很抱歉,标题看起来很混乱。在以下数据中,
mydata<- data.frame(id= c("1","2","1", "1" ,"2" ,"1"), transaction = c (0,0,1,0,1,1) , time = c( 10, 20, 22, 27, 39, 47))
我有一些访问(当事务= 0时)我有一些交易其中(事务= 1)。我想知道最后一次访问与每个ID 的交易之间的时差:例如,ID最后一次拥有的时间访问时间为10,因为他的交易发生在时间22,有12个单位差异。 这是我的数据
id transaction time
1 1 0 10
2 2 0 20
3 1 1 22
4 1 0 27
5 2 1 39
6 1 1 47
我希望得到以下结果:
id transaction time dif
1 1 0 10 NA
2 2 0 20 NA
3 1 1 22 12
4 1 0 27 NA
5 2 1 39 19
6 1 1 47 20
我尝试了类似的东西,这显然是错误的
library(dplyr)
%>%
group_by( id) %>%
mutate( dif =first(time[transaction == 1])-last(time[transaction == 0]))
答案 0 :(得分:1)
df %>% group_by(id) %>% mutate(time1 = ifelse(transaction!=0,time-time[1],NA))
# id transaction time time1
# <int> <int> <int> <int>
# 1 1 0 10 NA
# 2 2 0 20 NA
# 3 1 1 22 12
# 4 1 0 27 NA
# 5 2 1 39 19
# 6 1 0 47 NA
答案 1 :(得分:1)
我们可以data.table
使用作业(:=
)来避免任何复制
library(data.table)
setDT(mydata)[, dif:=time[transaction!=0]- time[transaction==0],
by = id][transaction==0, dif:= NA][]
之前有一个值不匹配。以下代码修复了它
setDT(mydata)[, ind := cumsum(c(TRUE, diff(transaction==1)<0)),
id][, dif := time[transaction==1]-time[transaction==0], .(id, ind)

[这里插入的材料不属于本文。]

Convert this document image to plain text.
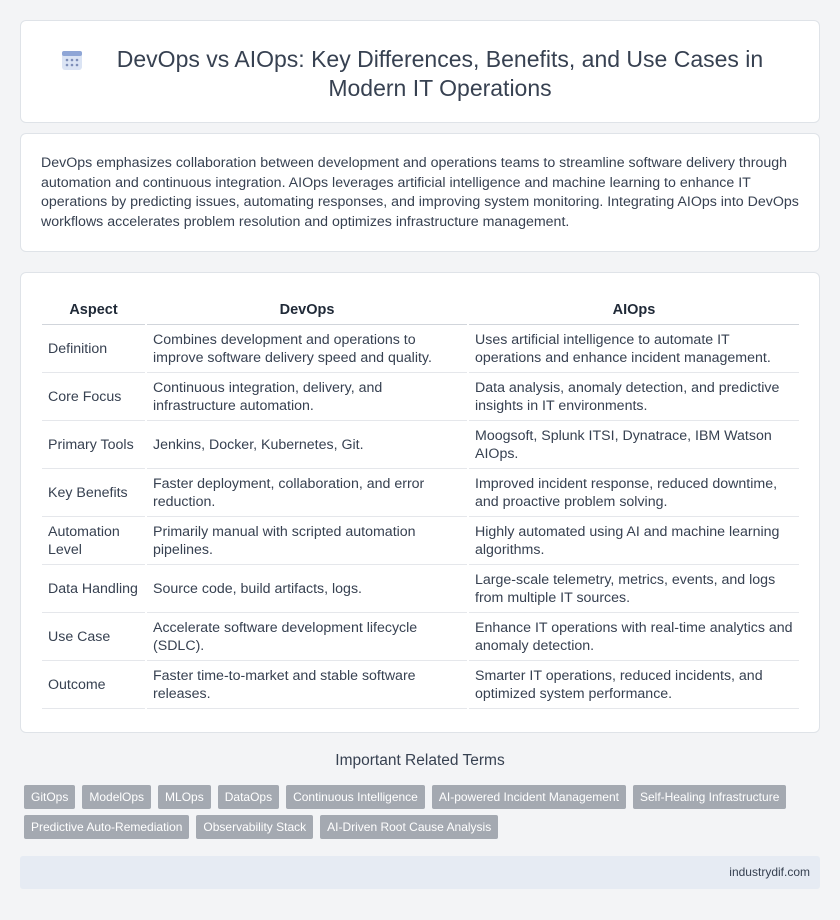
DevOps vs AIOps: Key Differences, Benefits, and Use Cases in Modern IT Operations

DevOps emphasizes collaboration between development and operations teams to streamline software delivery through automation and continuous integration. AIOps leverages artificial intelligence and machine learning to enhance IT operations by predicting issues, automating responses, and improving system monitoring. Integrating AIOps into DevOps workflows accelerates problem resolution and optimizes infrastructure management.

Aspect	DevOps	AIOps
Definition	Combines development and operations to improve software delivery speed and quality.	Uses artificial intelligence to automate IT operations and enhance incident management.
Core Focus	Continuous integration, delivery, and infrastructure automation.	Data analysis, anomaly detection, and predictive insights in IT environments.
Primary Tools	Jenkins, Docker, Kubernetes, Git.	Moogsoft, Splunk ITSI, Dynatrace, IBM Watson AIOps.
Key Benefits	Faster deployment, collaboration, and error reduction.	Improved incident response, reduced downtime, and proactive problem solving.
Automation Level	Primarily manual with scripted automation pipelines.	Highly automated using AI and machine learning algorithms.
Data Handling	Source code, build artifacts, logs.	Large-scale telemetry, metrics, events, and logs from multiple IT sources.
Use Case	Accelerate software development lifecycle (SDLC).	Enhance IT operations with real-time analytics and anomaly detection.
Outcome	Faster time-to-market and stable software releases.	Smarter IT operations, reduced incidents, and optimized system performance.
Important Related Terms
GitOps	ModelOps	MLOps	DataOps	Continuous Intelligence	AI-powered Incident Management	Self-Healing Infrastructure
Predictive Auto-Remediation	Observability Stack	AI-Driven Root Cause Analysis
industrydif.com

][transaction==0, dif:= NA][, ind := NULL][]
# id transaction time dif
#1: 1 0 10 NA
#2: 2 0 20 NA
#3: 1 1 22 12
#4: 1 0 27 NA
#5: 2 1 39 19
#6: 1 1 47 20
答案 2 :(得分:1)
使用基数R(假设每个id至少有一个使用transaction = 0的观察值和一个使用transaction = 1的观察值)
mydata$dif <- NA
mydata$dif[mydata$transaction==1] <- unlist(lapply(split(mydata, mydata$id), function(x) x$time[x$transaction==1] - x$time[x$transaction==0][1]))
id transaction time dif
1 1 0 10 NA
2 2 0 20 NA
3 1 1 22 12
4 1 0 27 NA
5 2 1 39 19
6 1 0 47 NA
答案 3 :(得分:1)
这也是一个选项 -
mydata<- data.frame(id= c("1","2","1", "1" ,"2" ,"1"),
transaction = c (0,0,1,0,1,1) ,
time = c( 10, 20, 22, 27, 39, 47))
id_types <- levels(factor(mydata$id))
mydata$dif <- rep(0, nrow(mydata))
lapply(temp, function(x, data = mydata)
{
mydata[mydata$id == x, "dif"] <<-
c(0,diff(mydata[mydata$id == x, "time"], 1)) *
(seq(0,length(mydata[mydata$id == x, "time"])-1) %% 2)
})
mydata[mydata$dif == 0, "dif"] <- NA
答案 4 :(得分:1)
试试这个
library(dplyr)
mydata<- data.frame(id= c("1","2","1", "1" ,"2" ,"1"), transaction = c (0,0,1,0,1,1) , time = c( 10, 20, 22, 27, 39, 47))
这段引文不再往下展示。